Two HF/VHF/70cm antennas coming within 1m of each other is very tricky, especially in your situation. I would maximize the separation as the first measure. Your endfed is horizontal, so that much is good, but when you have to come down by 47dB to be safe, that alone is not sufficient.
First, measurement. NanoVNA is the wrong tool for this. You just need a very sensitive wideband micro power meter that can measure down to -20dBm or so. You could build one using a chip like AD8310, AD8319, or maybe AD8314, coupled with an attenuator. (My knowledge here is a few years old - check the latest spec sheets when selecting your chip and the design.) If you would rather buy something more versatile, TinySA Ultra would be my first choice, also with an attenuator. Start measurement with the lower power transmit and increase the power until you can get reliable readings. Then calculate the "link loss" between your antennas.

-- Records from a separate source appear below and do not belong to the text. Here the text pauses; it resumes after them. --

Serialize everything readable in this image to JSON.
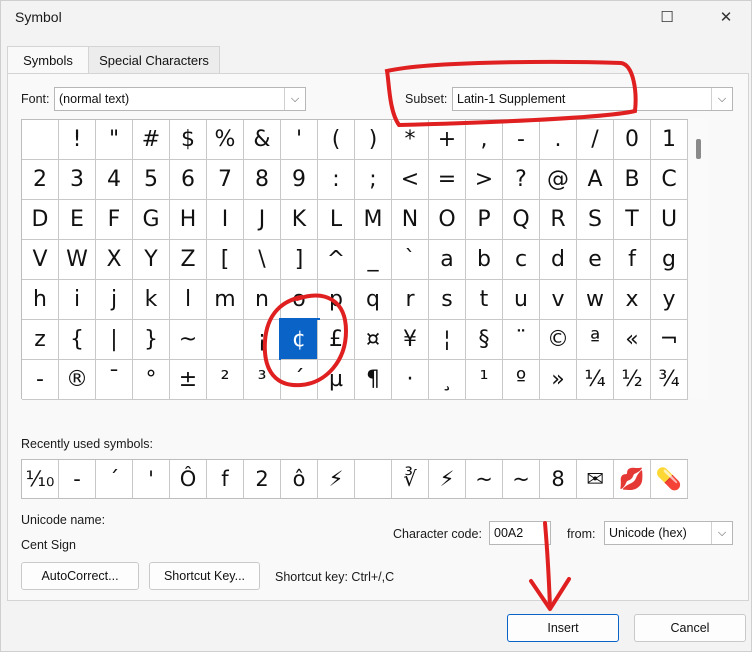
{
  "window": {
    "title": "Symbol"
  },
  "tabs": [
    {
      "label": "Symbols"
    },
    {
      "label": "Special Characters"
    }
  ],
  "font": {
    "label": "Font:",
    "value": "(normal text)"
  },
  "subset": {
    "label": "Subset:",
    "value": "Latin-1 Supplement"
  },
  "symbols": [
    " ",
    "!",
    "\"",
    "#",
    "$",
    "%",
    "&",
    "'",
    "(",
    ")",
    "*",
    "+",
    ",",
    "-",
    ".",
    "/",
    "0",
    "1",
    "2",
    "3",
    "4",
    "5",
    "6",
    "7",
    "8",
    "9",
    ":",
    ";",
    "<",
    "=",
    ">",
    "?",
    "@",
    "A",
    "B",
    "C",
    "D",
    "E",
    "F",
    "G",
    "H",
    "I",
    "J",
    "K",
    "L",
    "M",
    "N",
    "O",
    "P",
    "Q",
    "R",
    "S",
    "T",
    "U",
    "V",
    "W",
    "X",
    "Y",
    "Z",
    "[",
    "\\",
    "]",
    "^",
    "_",
    "`",
    "a",
    "b",
    "c",
    "d",
    "e",
    "f",
    "g",
    "h",
    "i",
    "j",
    "k",
    "l",
    "m",
    "n",
    "o",
    "p",
    "q",
    "r",
    "s",
    "t",
    "u",
    "v",
    "w",
    "x",
    "y",
    "z",
    "{",
    "|",
    "}",
    "~",
    " ",
    "¡",
    "¢",
    "£",
    "¤",
    "¥",
    "¦",
    "§",
    "¨",
    "©",
    "ª",
    "«",
    "¬",
    "-",
    "®",
    "¯",
    "°",
    "±",
    "²",
    "³",
    "´",
    "µ",
    "¶",
    "·",
    "¸",
    "¹",
    "º",
    "»",
    "¼",
    "½",
    "¾"
  ],
  "selected_symbol_index": 97,
  "recent_label": "Recently used symbols:",
  "recent_symbols": [
    "⅒",
    "-",
    "´",
    "'",
    "Ô",
    "f",
    "2",
    "ô",
    "⚡",
    " ",
    "∛",
    "⚡",
    "~",
    "~",
    "8",
    "✉",
    "💋",
    "💊"
  ],
  "unicode_name": {
    "label": "Unicode name:",
    "value": "Cent Sign"
  },
  "character_code": {
    "label": "Character code:",
    "value": "00A2"
  },
  "from": {
    "label": "from:",
    "value": "Unicode (hex)"
  },
  "buttons": {
    "autocorrect": "AutoCorrect...",
    "shortcut_key": "Shortcut Key...",
    "insert": "Insert",
    "cancel": "Cancel"
  },
  "shortcut_text": "Shortcut key: Ctrl+/,C",
  "icons": {
    "maximize": "maximize-icon",
    "close": "close-icon",
    "dropdown": "chevron-down-icon"
  },
  "colors": {
    "selection": "#0a64c8",
    "annotation": "#e02020"
  }
}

The high-frequency behavior of an end-fed half-wave antenna is very unreliable/variable and susceptible to many things. I generally do not recommend using a half-wave antenna on higher bands if performance is any concern. In this context, that gets back to you as an uncertainty or unpredictability.

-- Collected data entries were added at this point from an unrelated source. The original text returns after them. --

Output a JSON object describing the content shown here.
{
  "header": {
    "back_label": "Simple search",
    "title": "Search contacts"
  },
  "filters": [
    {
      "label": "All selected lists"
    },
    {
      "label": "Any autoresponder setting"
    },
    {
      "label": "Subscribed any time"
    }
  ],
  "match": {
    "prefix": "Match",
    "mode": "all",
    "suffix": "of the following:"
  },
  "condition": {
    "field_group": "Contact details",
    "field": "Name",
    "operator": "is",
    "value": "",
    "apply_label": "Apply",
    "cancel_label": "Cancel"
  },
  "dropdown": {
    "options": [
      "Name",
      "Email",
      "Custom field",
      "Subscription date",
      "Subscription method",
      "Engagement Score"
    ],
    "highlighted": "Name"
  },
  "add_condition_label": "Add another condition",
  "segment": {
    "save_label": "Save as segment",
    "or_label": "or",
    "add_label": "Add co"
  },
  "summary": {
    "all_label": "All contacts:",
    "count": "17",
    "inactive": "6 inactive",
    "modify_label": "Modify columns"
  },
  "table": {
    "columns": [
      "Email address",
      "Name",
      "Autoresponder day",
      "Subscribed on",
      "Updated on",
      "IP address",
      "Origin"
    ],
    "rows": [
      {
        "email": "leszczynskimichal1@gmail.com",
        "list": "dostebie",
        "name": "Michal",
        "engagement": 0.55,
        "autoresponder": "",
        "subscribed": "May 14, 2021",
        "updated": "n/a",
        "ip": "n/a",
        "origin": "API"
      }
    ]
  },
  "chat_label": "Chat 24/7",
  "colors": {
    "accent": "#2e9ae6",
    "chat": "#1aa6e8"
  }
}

One good thing is that the 49:1 type transformer is very lousy, especially at higher frequencies, so you may already see attenuation when you transmit at 50MHz and even more so at higher frequencies. But that is also unreliable and unpredictable because those transformers are never designed for higher frequencies, and self-resonance and other factors can come into play.

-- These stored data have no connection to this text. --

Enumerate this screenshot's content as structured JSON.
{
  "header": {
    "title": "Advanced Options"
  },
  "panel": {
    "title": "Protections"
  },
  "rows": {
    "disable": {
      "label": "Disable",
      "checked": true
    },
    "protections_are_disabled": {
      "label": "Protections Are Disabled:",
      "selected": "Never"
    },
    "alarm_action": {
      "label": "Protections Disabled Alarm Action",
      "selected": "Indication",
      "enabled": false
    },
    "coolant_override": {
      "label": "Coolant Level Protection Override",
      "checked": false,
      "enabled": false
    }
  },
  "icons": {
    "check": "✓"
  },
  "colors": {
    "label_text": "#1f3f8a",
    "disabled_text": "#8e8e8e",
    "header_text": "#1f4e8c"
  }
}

Therefore, my recommendation is to insert an LPF with a cutoff frequency of 33 MHz or so in front of your SDR receiver. This is fairly easy to design and construct. Additionally, I would add a warning system using AD8310 or 8319 to cut off the antenna connection via a PIN diode or a small signal relay(1) when the receive antenna power exceeds 0 dBm. This should also be fairly straightforward to design and construct. (I would just do strictly analog electronics design rather than a microprocessor, so that the cutoff can be fast and reliable.)
(1) In fact, for this application, you could just use a regular switching diode since the signal amplitude is tiny.
ADDENDUM
The LPF can be as simple as this. It's a prototype I built (just used standard capacitors and inductors as wound, without any tweaking) and measured. This would be good enough for this application, as it has 50dB attenuation at 52MHz and 145MHz (though that could be further fine-tuned, as the filter is based on an elliptical function). (S11 is not ideal but good enough for a lot of applications, including this one.)
(This is something I did for a completely unrelated project in 2023, and I'm showing it only as an example... it is probably good enough for your application as-is, but it has room for customization/improvement from an overall system performance perspective.)